What single estimator of a 5000 series of 20 elements for a non-normal distribution should be used?

23 Views Asked by At

The data are traffic counts of one minute (20 different days) of 5000 streets. The problem is that the mean of the 20x5000 observations does not explain much as it is not a normal distribution. Also, there is high variability in the street itself, due to the issues such as traffic jams, traffic lights, accidents, etc., there are big variations, even a lot of zeros. Probably a smooth maximum? I lack of deeper knowledge, but sure that there is a mathematical approach that provides a (one!) metric that can better represent the “intensity” or “flow” of that city. Thank you!

1

There are 1 best solutions below

2
On BEST ANSWER

Just because the data is non-normal, doesn't mean that the mean isn't potentially a useful value. If you data are from a simple random sample of the full data (or of the underlying model), then the sample mean is still an unbiased estimator of the population (or model) mean.

However, it sounds like your problem is more trying to understand what property you even want to estimate, which is a conceptual one. Traffic is a flow, so static counts might not even be the best thing to measure - this is a problem in real-life statistics all the time, where you have to determine whether the data you have actually provides any information about the thing you're actually looking to describe. Sometimes, the answer is no, and you can only answer another, related question.

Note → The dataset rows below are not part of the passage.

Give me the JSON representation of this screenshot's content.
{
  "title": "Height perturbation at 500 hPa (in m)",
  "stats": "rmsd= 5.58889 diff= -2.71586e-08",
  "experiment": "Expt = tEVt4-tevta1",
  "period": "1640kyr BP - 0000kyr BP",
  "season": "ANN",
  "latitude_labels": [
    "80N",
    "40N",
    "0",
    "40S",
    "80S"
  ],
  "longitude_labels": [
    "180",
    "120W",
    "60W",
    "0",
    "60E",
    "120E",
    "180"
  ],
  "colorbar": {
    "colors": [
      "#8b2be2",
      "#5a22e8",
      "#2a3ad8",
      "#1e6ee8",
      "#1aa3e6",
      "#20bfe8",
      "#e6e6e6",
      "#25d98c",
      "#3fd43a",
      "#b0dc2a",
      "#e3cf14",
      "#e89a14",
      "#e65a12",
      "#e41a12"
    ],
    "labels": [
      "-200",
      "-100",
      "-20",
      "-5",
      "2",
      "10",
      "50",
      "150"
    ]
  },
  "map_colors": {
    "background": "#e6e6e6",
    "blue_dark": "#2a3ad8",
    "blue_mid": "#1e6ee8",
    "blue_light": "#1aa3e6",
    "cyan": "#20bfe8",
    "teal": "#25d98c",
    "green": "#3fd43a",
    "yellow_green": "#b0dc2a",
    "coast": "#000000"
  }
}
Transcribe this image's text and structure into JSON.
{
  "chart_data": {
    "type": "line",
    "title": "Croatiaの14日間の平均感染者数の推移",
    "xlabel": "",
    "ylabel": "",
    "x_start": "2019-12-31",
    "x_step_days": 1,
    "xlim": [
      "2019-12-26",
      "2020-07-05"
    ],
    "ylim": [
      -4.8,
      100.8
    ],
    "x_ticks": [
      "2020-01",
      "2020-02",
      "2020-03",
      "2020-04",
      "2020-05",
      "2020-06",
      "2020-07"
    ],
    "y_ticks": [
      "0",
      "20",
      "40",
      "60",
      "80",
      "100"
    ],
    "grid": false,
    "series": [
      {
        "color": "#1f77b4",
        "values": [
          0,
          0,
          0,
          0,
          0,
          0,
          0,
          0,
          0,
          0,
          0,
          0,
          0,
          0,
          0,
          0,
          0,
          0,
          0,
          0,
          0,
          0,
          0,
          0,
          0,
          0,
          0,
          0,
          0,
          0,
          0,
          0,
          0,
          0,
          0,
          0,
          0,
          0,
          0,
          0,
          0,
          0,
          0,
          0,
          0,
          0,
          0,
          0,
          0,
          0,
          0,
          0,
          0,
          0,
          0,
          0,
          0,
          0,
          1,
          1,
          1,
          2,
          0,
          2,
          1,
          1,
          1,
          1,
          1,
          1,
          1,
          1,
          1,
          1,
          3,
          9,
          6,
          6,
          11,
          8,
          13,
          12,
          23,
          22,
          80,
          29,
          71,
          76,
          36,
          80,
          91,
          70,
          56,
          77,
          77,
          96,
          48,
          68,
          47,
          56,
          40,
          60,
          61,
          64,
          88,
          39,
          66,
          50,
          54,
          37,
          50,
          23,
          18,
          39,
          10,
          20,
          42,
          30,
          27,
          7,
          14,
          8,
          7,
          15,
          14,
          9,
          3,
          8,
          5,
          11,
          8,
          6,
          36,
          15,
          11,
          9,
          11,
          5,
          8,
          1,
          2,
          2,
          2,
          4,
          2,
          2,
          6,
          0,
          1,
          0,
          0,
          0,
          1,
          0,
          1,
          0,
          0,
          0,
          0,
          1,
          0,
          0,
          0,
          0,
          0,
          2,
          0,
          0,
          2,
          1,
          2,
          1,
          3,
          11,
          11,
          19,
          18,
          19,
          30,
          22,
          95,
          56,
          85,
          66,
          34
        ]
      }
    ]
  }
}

My first suggestion is to get in contact with someone whose expertise is related to measuring traffic - e.g. local road authorities - and see if they have any information on what they tend to measure, or design roads and signals based on. From the looks of it, traffic flow is a pretty dense theoretical field and there are a lot of factors other than just "number of cars at an intersection", so you may have to heavily cut down your expectations.

My second suggestion is to consider something relating to how long traffic stays at its peak capacity, or how long it takes to recover from being at peak. There might even be a nice maximum-likelihood estimator somewhat in the vein of the German tank problem (although you can't apply that one directly since you don't have unique sequential identifiers for the vehicles).